そして三十階のフロア攻略後、これ以上進むと疲労も出て、ダンジョンの攻略が逆に遅くなるリスクがあるからと、ダンジョン管理事務局から持ってきた、最新のダンジョン研究所の成果である転移装置を使い、フロアボスの居たフロアでさっさと装置の起動と展開をさせて、一瞬にして5人共「海鳴りの丘」のダンジョン入り口に転移し、地上に戻っていった。
あまりにも、サーヤとレラの想像と違っていたミヤとエナミの「海鳴りの丘」攻略だったが、ダンジョン攻略とダンジョンブレイクへの対応に関してはこれ以上適格な人達はいないだろうと思わさせられていた。
普段、ダンジョン攻略課の冒険者相談窓口にいる内勤のエナミと、「ダンジョンマスター」と呼ばれてダンジョン調査部の最前線でダンジョンの深淵に触れ続けているミヤでは、彼らの王立アカデミーの頃の付き合いを知らない二人からすれば、随分とバランスの悪い歪な構成では無いかと「海鳴りの丘」に入った直後は思っていた。
しかし、こうしてダンジョンブレイクが起きているダンジョンの三十階までの圧倒的かつ一方的な攻略を二人のコンビネーションで見せつけられると、それが如何に間違った解釈だったかが分からしめさせられた。
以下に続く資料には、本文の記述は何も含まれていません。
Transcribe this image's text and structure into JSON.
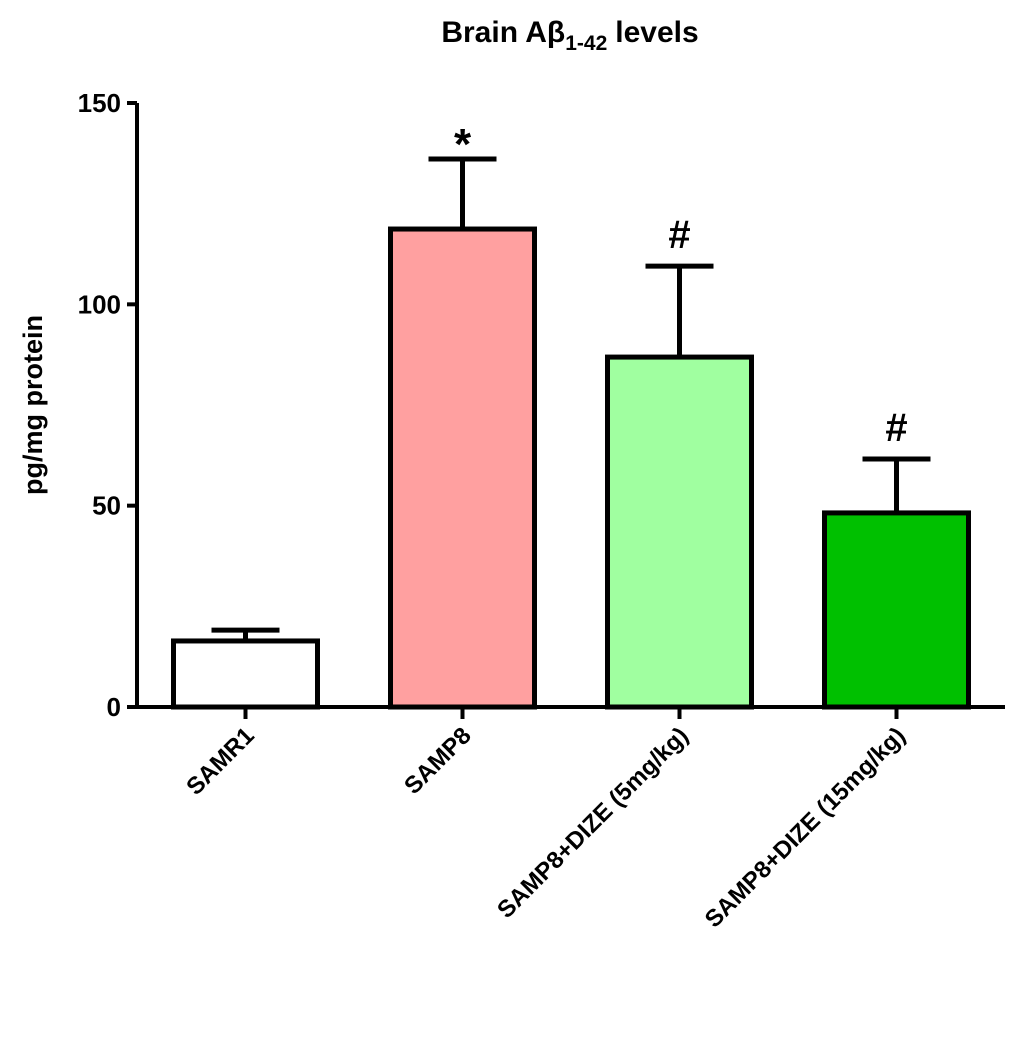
{
  "chart_data": {
    "type": "bar",
    "title": {
      "text": "Brain Aβ",
      "subscript": "1-42",
      "rest": "levels"
    },
    "y_label": "pg/mg protein",
    "categories": [
      "SAMR1",
      "SAMP8",
      "SAMP8+DIZE (5mg/kg)",
      "SAMP8+DIZE (15mg/kg)"
    ],
    "values": [
      16.4,
      118.7,
      86.9,
      48.2
    ],
    "errors": [
      2.7,
      17.4,
      22.6,
      13.4
    ],
    "colors": [
      "#ffffff",
      "#ffa0a0",
      "#a0ffa0",
      "#00c000"
    ],
    "annotations": [
      null,
      "*",
      "#",
      "#"
    ],
    "ylim": [
      0,
      150
    ],
    "yticks": [
      0,
      50,
      100,
      150
    ]
  }
}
「……あの二人がいるだけでこんなにもダンジョン攻略って簡単なのね。しかもダンジョンブレイクが起きているだけあって、モンスターの数も質も相当に酷いものだったはずなのに……。普段一人で苦労してダンジョン攻略していた自分が馬鹿みたいだわ」
「私としては普段ダンジョン攻略課ではまるでやる気の無い姿しか見せていないエナミ先輩が、あんなにいきいきしてダンジョンブレイク中とは言え、圧倒的な数のモンスターを駆逐していくのが新鮮ですね……」
「…レラさん、貴方って本当にポジティブな人ね。まぁ、あのエナミさんが使っていた謎の魔法の本当の価値は、普段ダンジョンに潜っていない貴方には分からないでしょうけど」
「ん、サーヤ様、私を馬鹿にしてます?」
「いいえ、本心よ」
サーヤとレラはお互いに恋のライバルと認めている二人だったが、今回はそれ以上に目の前であまりにも衝撃的な光景を一日見せられてシンパシーを感じていた。それほどあの王立アカデミーの先輩後輩コンビの二人の楽しそうにダンジョンを攻略していく姿が目に焼きついた。
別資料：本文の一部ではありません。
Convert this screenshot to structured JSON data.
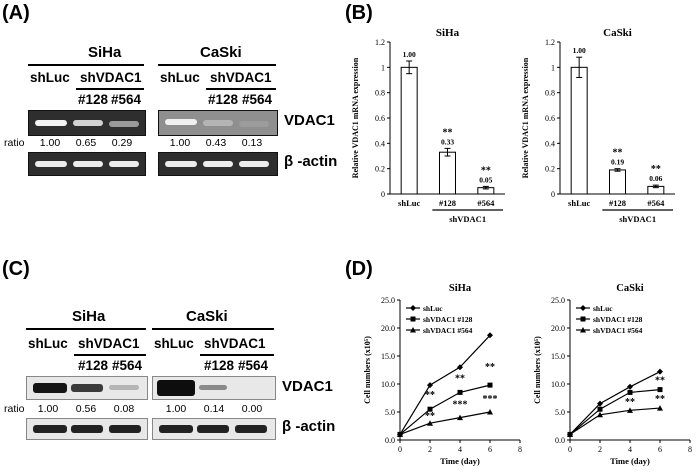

「私が史上最年少の五大ダンジョンの五十階到達者だって言って喜んでたのが馬鹿みたいですわ……」
「そんな事はありませんよ」
「貴方に何が分かりまして?」
サーヤからしてみれば、少なからず自身が成し遂げてきた功績が目の前で崩れていってしまいそうな感覚に襲われて、つい必要のない愚痴をこぼしてしまう。レラもいつものダンジョン管理事務局の職員としての立場とは違い、心から彼女に答える。
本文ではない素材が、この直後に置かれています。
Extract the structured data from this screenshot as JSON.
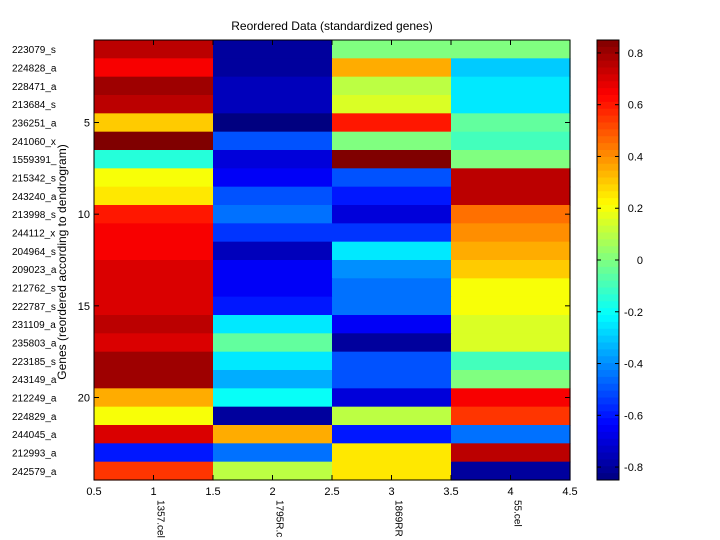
{
  "chart_data": {
    "type": "heatmap",
    "title": "Reordered Data (standardized genes)",
    "ylabel": "Genes (reordered according to dendrogram)",
    "xlabel": "",
    "xlim": [
      0.5,
      4.5
    ],
    "ylim": [
      0.5,
      24.5
    ],
    "xticks": [
      "0.5",
      "1",
      "1.5",
      "2",
      "2.5",
      "3",
      "3.5",
      "4",
      "4.5"
    ],
    "yticks": [
      "5",
      "10",
      "15",
      "20"
    ],
    "columns": [
      "1357.cel",
      "1795R.c",
      "1869RR",
      "55.cel"
    ],
    "rows": [
      "223079_s",
      "224828_a",
      "228471_a",
      "213684_s",
      "236251_a",
      "241060_x",
      "1559391_",
      "215342_s",
      "243240_a",
      "213998_s",
      "244112_x",
      "204964_s",
      "209023_a",
      "212762_s",
      "222787_s",
      "231109_a",
      "235803_a",
      "223185_s",
      "243149_a",
      "212249_a",
      "224829_a",
      "244045_a",
      "212993_a",
      "242579_a"
    ],
    "values": [
      [
        0.75,
        -0.8,
        0.0,
        0.0
      ],
      [
        0.65,
        -0.8,
        0.35,
        -0.3
      ],
      [
        0.8,
        -0.75,
        0.1,
        -0.25
      ],
      [
        0.75,
        -0.75,
        0.15,
        -0.25
      ],
      [
        0.3,
        -0.85,
        0.6,
        -0.05
      ],
      [
        0.85,
        -0.5,
        0.0,
        -0.1
      ],
      [
        -0.15,
        -0.7,
        0.85,
        0.0
      ],
      [
        0.2,
        -0.65,
        -0.5,
        0.75
      ],
      [
        0.25,
        -0.5,
        -0.6,
        0.75
      ],
      [
        0.6,
        -0.45,
        -0.7,
        0.45
      ],
      [
        0.65,
        -0.55,
        -0.55,
        0.4
      ],
      [
        0.65,
        -0.75,
        -0.25,
        0.35
      ],
      [
        0.7,
        -0.65,
        -0.4,
        0.3
      ],
      [
        0.7,
        -0.65,
        -0.45,
        0.2
      ],
      [
        0.7,
        -0.6,
        -0.45,
        0.2
      ],
      [
        0.75,
        -0.25,
        -0.65,
        0.15
      ],
      [
        0.7,
        -0.05,
        -0.8,
        0.15
      ],
      [
        0.8,
        -0.25,
        -0.5,
        -0.1
      ],
      [
        0.8,
        -0.35,
        -0.5,
        0.0
      ],
      [
        0.35,
        -0.2,
        -0.7,
        0.65
      ],
      [
        0.2,
        -0.8,
        0.1,
        0.55
      ],
      [
        0.7,
        0.35,
        -0.6,
        -0.45
      ],
      [
        -0.6,
        -0.45,
        0.25,
        0.75
      ],
      [
        0.55,
        0.1,
        0.25,
        -0.8
      ]
    ],
    "colormap": "jet",
    "clim": [
      -0.85,
      0.85
    ],
    "colorbar_ticks": [
      "0.8",
      "0.6",
      "0.4",
      "0.2",
      "0",
      "-0.2",
      "-0.4",
      "-0.6",
      "-0.8"
    ],
    "colorbar_tick_values": [
      0.8,
      0.6,
      0.4,
      0.2,
      0,
      -0.2,
      -0.4,
      -0.6,
      -0.8
    ]
  }
}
「だってエナミ先輩はサーヤ様の事をいつも褒めてましたから。あれだけ若い内に覚悟を決めて、しかも本気でダンジョンの最奥を目指す姿勢に感心してましたよ。だからこそ、サーヤ様が最速でメリダダンジョンの攻略を進めるように先輩も万全の準備をしてたんだと思います。その二人の努力の結果がサーヤ様の史上最年少の五十階到達者なんではないでしょうか?」
「……貴方に慰められるとは思いませんでしたわ」
「慰めではありませんよ。事実としてサーヤ様はエナミ先輩と一緒に、最速でメリダダンジョンの五十階を攻略したんですから」
「……レラさん、私の事をサーヤ「様」では無く、サーヤ「さん」と呼んで下さらない?貴方と話してるとその持ち上げ方が気になりますわ」
「分かりました。サーヤ「さん」」
二人が何故か友情を育んでいた先では、エナミが普段では全くしない筈の戦闘に少なからず上がっていたテンションを落として、横にいたライアンとミヤに絡む。
「三十階迄はモンスターの溜まってるのは何とか削ったけど、この後も多そうだな」
「うーん、次は四十七階ッスね。そこで大体終わりッス」
「……ウチの「海鳴りの丘」のダンジョン、まだ四十二階までしか攻略出来てないんだけど」
「大丈夫だろ?ダンジョン攻略の成果はお前が管理すれば良いだけだし、何かあったとしても他に漏らすなよ?」
「……お前は本当に気楽だな。ダンジョン攻略の自信があるのはよく分かるけど。それにしても相変わらず理不尽な魔法だったな。さっきの殲滅してた魔法、王立アカデミーで必死に練習してたやつだよな?」
「そうそう、「瞬動」を使おうと必死に練習してた頃、何でか別の教官がこんな古代魔法があるって実技研修でみんなに教えてくれたやつ。古代文字だからか、みんなの耳だとよく聞こえないんだよな」
「いやいや、先輩。昔から疑問だったけど、聞こえないものをどうやって使えるようになったんスか?」
「えっ?俺には何となく何言ってるか聞き取れて分かったから。でもこの魔法教えてくれた教官も俺が2ヶ月くらいで修練場で初めて使った時に何でか落ち込んでいたな〜」
「……そういう所だと思うぞ」
ライアンとミヤは二人とも王立アカデミー時代のエナミの理不尽なおかしさを改めて思い出しながら、同時にため息をついた。